1. ALLES FING DAMIT AN, ALS ICH…

meinen ersten Kassettenrekorder bekam und herausfand, was man mit Tesa-Streifen, langweiligen Hörspiel-Kassetten und dem roten Knopf am Kassettenrekorder machen kann.

2. MEIN JOB IST FÜR MICH…

schrecklich schön!

3. HEUTE SIEHT EIN GEWÖHNLICHER ARBEITSTAG BEI MIR FOLGENDERMASSEN AUS:

Ich glaube das einzige, was zur Zeit gewöhnlich ist, ist aufstehen, duschen und ein Cappuccino, alles andere bewegt sich zwischen Studio, Clubs und Gelegenheits-Jobs. Mein Arbeitsleben ist eher aufregend, Langeweile kommt da selten auf. Das kann manchmal aber auch anstrengend werden, wenn man zwischen so vielen Baustellen springt, dadurch dauert alles so viel länger. Aber ich kann und will keines meiner Projekte aufgeben, deshalb wird das so wohl auch noch ne Weile bleiben.

4. DEN GROESSTEN EINFLUSS AUF MEIN SCHAFFEN HAT…

Es gibt vieles, was mein Schaffen beeinflusst.

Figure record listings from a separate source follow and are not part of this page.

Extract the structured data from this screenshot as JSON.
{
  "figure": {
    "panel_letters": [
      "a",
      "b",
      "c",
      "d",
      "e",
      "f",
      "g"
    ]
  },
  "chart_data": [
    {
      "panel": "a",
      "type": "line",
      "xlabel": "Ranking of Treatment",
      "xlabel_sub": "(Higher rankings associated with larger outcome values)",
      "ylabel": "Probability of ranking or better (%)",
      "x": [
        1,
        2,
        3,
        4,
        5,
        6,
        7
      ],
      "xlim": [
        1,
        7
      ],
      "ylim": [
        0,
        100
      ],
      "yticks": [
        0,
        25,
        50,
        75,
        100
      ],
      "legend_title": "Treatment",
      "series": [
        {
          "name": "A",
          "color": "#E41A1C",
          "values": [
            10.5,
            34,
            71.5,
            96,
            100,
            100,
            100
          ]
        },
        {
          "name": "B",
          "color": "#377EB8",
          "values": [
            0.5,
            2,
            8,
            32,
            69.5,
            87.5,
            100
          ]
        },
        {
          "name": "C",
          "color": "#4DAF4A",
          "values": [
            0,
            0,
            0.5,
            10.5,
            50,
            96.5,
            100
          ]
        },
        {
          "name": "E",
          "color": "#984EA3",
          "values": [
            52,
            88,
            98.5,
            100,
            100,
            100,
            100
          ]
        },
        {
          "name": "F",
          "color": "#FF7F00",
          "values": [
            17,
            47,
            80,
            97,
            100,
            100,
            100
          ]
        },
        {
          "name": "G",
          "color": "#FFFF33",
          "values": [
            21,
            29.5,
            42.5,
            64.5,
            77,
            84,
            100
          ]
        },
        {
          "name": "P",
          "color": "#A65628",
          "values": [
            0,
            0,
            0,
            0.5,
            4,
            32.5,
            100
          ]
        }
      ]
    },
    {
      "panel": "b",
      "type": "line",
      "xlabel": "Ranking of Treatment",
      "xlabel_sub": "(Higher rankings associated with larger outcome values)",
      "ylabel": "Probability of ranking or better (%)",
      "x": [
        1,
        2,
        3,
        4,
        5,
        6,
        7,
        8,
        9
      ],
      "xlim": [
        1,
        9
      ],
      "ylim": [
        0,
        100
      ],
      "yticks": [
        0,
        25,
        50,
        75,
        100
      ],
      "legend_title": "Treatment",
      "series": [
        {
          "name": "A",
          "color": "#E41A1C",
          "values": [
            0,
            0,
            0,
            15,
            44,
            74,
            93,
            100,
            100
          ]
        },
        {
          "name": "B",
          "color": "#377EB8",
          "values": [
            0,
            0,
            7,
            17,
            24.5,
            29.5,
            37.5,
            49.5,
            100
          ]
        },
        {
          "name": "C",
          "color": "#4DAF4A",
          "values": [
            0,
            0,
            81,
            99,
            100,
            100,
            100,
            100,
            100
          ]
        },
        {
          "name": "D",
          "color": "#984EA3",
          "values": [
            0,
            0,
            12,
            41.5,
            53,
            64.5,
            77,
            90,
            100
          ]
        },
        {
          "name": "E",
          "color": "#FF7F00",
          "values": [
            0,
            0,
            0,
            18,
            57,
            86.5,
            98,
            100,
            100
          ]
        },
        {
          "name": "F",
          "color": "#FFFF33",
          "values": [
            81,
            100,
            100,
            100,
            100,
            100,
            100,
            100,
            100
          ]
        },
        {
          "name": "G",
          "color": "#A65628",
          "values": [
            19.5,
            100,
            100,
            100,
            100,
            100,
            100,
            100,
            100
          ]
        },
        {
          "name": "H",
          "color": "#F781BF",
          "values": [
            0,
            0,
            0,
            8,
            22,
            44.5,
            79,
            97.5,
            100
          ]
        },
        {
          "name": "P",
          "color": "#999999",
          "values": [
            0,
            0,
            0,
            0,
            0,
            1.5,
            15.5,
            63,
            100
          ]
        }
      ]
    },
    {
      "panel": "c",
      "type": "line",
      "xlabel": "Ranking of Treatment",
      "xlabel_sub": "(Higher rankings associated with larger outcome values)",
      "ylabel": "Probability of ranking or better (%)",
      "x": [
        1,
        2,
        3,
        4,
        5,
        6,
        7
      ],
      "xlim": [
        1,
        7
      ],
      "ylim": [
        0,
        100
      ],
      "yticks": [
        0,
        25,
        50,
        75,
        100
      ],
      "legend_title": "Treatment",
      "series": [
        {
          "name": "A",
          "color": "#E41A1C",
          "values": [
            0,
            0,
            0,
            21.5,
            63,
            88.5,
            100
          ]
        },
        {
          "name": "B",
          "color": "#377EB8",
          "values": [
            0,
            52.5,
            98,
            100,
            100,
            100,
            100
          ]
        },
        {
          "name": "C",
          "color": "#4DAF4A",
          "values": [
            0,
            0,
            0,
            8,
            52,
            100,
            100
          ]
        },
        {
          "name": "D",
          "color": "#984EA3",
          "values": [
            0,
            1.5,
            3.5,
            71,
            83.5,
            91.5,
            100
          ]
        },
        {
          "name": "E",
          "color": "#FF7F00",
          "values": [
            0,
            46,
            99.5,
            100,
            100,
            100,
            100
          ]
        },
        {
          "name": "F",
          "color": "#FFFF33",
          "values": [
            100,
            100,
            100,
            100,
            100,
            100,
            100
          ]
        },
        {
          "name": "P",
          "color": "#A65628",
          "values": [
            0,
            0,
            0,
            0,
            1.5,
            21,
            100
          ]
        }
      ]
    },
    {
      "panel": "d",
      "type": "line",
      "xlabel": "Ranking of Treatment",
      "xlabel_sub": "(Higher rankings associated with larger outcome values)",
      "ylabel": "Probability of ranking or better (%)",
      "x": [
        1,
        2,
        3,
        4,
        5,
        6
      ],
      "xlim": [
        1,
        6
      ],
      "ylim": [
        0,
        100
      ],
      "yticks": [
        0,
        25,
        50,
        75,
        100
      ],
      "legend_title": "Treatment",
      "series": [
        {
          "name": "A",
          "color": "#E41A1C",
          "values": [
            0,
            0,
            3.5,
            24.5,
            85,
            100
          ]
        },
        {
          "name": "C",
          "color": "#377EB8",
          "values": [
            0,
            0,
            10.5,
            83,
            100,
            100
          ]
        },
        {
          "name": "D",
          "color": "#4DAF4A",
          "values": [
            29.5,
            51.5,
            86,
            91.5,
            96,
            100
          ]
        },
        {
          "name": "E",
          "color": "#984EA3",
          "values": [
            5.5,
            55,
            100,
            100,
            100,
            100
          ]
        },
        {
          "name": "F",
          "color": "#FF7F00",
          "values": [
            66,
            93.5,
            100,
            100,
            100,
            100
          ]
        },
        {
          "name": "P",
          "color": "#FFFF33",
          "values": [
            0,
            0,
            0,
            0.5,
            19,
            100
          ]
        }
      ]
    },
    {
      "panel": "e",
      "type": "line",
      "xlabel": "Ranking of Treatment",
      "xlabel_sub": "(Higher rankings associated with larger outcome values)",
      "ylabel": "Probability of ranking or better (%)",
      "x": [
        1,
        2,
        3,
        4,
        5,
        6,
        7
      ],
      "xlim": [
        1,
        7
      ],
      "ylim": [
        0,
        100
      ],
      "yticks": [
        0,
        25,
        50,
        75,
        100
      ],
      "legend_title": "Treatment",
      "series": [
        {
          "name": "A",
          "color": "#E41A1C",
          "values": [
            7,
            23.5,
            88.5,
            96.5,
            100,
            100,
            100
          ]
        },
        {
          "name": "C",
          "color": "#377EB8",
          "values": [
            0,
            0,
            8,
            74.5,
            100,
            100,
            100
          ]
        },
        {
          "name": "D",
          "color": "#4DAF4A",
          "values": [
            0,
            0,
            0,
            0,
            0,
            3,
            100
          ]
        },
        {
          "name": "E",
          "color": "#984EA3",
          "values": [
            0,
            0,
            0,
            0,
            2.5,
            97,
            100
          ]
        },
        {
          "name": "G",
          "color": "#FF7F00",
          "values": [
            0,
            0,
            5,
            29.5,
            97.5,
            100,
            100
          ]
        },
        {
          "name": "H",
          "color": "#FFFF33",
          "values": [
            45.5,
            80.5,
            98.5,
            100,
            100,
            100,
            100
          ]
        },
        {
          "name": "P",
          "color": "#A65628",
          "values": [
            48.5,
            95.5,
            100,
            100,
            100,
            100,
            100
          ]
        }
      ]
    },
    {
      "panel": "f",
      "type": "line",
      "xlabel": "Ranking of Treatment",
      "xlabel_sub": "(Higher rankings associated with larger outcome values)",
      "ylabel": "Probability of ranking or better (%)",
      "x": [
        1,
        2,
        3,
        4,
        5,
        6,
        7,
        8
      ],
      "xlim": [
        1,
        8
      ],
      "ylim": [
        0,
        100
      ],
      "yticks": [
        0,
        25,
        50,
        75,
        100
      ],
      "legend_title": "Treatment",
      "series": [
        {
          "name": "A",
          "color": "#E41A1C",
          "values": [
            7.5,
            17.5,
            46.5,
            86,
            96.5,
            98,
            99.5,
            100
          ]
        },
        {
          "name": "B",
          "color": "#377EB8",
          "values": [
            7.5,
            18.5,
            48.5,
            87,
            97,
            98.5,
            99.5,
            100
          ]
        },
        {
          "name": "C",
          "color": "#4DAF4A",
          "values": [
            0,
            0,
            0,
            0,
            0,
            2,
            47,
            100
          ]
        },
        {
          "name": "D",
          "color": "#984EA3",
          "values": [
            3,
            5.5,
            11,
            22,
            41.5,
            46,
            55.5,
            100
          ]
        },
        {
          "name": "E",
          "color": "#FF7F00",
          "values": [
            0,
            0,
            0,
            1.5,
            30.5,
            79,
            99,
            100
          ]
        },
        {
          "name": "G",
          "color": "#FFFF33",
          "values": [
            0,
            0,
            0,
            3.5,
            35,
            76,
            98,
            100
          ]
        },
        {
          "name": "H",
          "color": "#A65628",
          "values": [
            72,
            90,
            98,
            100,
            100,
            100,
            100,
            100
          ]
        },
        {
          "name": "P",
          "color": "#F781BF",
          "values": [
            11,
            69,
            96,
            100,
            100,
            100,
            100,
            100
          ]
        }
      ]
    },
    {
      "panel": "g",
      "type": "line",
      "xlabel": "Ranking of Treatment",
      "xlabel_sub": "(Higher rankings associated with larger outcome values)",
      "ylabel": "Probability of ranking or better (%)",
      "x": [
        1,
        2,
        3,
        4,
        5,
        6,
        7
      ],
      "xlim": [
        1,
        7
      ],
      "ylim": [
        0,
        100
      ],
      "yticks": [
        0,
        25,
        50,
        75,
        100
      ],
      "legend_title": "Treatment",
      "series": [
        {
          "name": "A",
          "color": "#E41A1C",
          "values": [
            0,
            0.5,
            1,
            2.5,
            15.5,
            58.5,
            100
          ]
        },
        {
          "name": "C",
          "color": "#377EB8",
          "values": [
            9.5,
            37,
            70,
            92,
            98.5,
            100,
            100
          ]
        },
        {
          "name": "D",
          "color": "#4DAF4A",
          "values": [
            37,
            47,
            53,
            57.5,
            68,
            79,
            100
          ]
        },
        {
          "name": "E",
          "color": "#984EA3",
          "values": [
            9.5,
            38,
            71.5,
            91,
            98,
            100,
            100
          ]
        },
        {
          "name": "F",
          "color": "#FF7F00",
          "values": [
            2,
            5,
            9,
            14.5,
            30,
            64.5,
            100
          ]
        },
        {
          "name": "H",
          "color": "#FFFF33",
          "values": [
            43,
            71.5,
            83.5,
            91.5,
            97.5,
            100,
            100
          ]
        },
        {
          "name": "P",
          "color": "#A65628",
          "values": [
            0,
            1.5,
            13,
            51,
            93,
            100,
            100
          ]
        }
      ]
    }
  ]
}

Das meiste basiert wohl auf Inspirationen und Emotionen: z.B. eine neue musikalische Entdeckung, die mich dazu bringt Neues auszuprobieren oder auch eine emotionale Situation, die ich musikalisch verarbeite, manchmal ist es auch nur einfach das Geld, das ich brauche um die Miete zu bezahlen.

5. MEIN AKTUELLES PROJEKT TRÄGT DEN NAMEN:

Dafür gibt es noch keinen Namen, aber ich kann schon mal so viel verraten: Ich produziere gerade meine erste Techno-EP und das Album für eine Künstlerin.

6. HIERBEI GEHT ES UM:

die Liebe, wie immer!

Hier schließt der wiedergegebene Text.